Sandıktan yüz çevirenleri geri kazanabilecek yeni bir toplum vizyonu inşa etmek istiyorsak, bu büyük bir meydan okumadır. Şimdi, aşırı sağ kendisini bir alternatif olarak sunuyor. Bu nedenle karşı saldırı, projeye karşı bir proje olarak yürütülmeli. Solun imajı, hâlâ daha Sovyetizm ve refah devleti dönemiyle ilişkili. Macronizm ve merkez sağ, küreselleşme ve onun en savunmasızlar üzerindeki istikrarsızlaştırıcı etkileriyle karıştırılıyor.
Avrupa faşizmi tarafından uzun süre iktidarın dışında bırakılan, aşırı sağ ve ırkçı partiler; bugünlerde kendisini geçmişte kaldığı düşünülen güçlere bir alternatif olarak sunuyor. Bunu daha da fazla yapabilme gücüne sahip oluyor. Yıllar boyunca kimlik temasını, eşitlik temasının aleyhine empoze etti. Medeniyetler savaşı takıntılarını geliştirdi. Son yıllarda, nihayet en acil ve gerekli toplumsal talepler alanına yatırım yapmaya başladı.
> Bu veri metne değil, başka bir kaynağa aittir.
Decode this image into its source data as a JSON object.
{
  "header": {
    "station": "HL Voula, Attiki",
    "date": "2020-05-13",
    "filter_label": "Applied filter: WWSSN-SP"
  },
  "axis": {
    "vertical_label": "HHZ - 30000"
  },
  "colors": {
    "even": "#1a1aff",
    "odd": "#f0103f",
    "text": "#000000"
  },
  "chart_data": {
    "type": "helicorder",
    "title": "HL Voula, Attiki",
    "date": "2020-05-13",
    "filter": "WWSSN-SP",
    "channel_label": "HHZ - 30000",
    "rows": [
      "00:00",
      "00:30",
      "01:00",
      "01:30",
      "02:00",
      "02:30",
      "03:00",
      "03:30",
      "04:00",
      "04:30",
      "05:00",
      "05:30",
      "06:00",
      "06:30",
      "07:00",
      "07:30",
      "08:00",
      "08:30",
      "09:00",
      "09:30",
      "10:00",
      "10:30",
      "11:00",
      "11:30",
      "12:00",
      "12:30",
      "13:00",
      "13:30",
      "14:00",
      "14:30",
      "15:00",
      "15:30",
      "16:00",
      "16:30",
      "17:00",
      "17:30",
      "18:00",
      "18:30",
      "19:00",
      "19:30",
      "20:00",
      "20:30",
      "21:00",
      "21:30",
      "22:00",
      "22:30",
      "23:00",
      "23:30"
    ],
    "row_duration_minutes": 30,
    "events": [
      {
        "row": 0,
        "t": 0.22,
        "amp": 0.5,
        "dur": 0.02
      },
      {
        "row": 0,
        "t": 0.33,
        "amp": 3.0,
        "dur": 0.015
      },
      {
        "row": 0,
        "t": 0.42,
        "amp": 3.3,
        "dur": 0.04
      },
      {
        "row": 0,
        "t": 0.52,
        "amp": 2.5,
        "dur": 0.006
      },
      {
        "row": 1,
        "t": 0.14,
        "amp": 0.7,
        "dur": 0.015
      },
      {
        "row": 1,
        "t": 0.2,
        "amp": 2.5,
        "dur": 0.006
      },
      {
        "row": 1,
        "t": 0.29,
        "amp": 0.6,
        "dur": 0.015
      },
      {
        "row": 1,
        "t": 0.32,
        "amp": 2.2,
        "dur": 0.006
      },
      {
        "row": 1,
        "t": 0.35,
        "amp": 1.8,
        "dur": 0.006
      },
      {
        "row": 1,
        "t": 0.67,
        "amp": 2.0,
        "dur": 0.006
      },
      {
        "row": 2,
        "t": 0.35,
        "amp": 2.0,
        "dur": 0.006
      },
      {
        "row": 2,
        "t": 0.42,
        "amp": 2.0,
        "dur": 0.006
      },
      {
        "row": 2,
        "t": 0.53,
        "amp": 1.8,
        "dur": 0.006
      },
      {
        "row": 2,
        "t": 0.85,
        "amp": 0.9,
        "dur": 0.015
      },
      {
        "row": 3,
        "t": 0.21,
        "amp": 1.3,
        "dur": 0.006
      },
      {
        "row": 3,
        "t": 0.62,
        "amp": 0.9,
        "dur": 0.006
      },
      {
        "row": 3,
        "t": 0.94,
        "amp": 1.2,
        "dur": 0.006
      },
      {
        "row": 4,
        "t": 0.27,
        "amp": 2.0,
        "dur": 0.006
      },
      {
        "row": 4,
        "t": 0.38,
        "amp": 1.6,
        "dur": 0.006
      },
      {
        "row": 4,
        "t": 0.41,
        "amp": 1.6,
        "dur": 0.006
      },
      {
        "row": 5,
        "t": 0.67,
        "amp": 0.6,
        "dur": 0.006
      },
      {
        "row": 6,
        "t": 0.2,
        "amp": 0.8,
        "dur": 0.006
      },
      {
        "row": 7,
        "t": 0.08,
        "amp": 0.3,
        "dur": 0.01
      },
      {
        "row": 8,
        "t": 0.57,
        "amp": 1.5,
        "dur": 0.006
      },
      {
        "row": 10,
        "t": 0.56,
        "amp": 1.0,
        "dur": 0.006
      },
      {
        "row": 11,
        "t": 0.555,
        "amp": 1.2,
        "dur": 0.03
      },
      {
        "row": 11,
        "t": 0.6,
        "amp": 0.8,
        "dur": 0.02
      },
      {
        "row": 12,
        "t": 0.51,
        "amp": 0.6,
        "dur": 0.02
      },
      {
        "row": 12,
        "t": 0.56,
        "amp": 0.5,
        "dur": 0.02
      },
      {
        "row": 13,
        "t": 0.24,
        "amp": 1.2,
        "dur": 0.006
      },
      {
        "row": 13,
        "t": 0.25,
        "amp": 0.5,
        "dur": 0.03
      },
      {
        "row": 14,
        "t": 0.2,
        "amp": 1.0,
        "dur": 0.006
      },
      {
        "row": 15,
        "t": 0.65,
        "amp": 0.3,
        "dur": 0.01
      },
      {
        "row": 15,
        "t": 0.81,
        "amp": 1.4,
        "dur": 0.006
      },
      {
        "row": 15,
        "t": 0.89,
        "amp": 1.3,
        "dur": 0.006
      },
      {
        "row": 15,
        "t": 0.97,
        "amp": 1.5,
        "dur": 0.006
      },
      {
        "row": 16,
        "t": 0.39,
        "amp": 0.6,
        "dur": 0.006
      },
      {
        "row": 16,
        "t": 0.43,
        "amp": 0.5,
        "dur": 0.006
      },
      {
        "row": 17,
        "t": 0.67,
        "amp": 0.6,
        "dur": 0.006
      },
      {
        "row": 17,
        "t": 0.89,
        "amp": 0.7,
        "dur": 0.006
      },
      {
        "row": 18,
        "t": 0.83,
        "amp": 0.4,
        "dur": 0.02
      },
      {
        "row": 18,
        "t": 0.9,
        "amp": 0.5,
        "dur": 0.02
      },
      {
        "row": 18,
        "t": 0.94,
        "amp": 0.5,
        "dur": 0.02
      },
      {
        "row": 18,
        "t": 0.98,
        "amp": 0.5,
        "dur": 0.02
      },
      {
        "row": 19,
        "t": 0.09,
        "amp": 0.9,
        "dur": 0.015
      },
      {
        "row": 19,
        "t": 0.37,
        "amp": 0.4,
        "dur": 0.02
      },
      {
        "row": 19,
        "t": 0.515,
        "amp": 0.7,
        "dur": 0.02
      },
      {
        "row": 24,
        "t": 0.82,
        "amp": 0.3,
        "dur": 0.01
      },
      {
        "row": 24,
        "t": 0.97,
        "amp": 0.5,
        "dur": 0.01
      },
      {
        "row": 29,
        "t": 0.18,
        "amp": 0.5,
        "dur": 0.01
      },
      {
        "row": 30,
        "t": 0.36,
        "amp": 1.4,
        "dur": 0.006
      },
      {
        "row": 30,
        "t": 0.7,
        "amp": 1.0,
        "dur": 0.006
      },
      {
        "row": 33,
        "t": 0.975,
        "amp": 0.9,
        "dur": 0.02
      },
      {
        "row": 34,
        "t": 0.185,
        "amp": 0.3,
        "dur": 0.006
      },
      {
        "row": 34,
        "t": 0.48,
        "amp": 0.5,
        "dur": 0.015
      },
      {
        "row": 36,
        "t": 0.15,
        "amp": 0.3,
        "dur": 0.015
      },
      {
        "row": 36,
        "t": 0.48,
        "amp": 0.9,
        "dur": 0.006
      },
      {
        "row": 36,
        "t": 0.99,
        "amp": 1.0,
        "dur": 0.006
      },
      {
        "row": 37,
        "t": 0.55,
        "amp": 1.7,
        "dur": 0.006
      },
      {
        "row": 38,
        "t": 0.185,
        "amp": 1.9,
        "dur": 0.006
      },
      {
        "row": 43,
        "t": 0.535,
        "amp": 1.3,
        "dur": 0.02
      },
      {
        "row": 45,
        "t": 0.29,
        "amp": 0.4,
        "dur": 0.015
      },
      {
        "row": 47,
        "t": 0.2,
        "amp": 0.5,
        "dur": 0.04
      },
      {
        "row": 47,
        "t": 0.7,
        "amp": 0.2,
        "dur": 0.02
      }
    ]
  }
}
Tarihçi Roger Martelli'nin işaret ettiği gibi, ırkçılık ve yabancı düşmanlığının aktif mi yoksa pasif mi olduğuna karar veren küresel bir ortamdır. Sovyetizmin krizi, sosyal devletin geri çekilişi, ultra-liberalizmin uzun hegemonyasının yarattığı yıkımın birbirini izlediği ve iç-içe geçtiği bu uzun evrim toplumu da belirliyor. Belirsizlik ve endişe bir araya gelirken, insanlığı çevreleyen ve kısıtlayan toplumdan farklı bir toplumun mümkün olduğuna dair inanç azalıyor.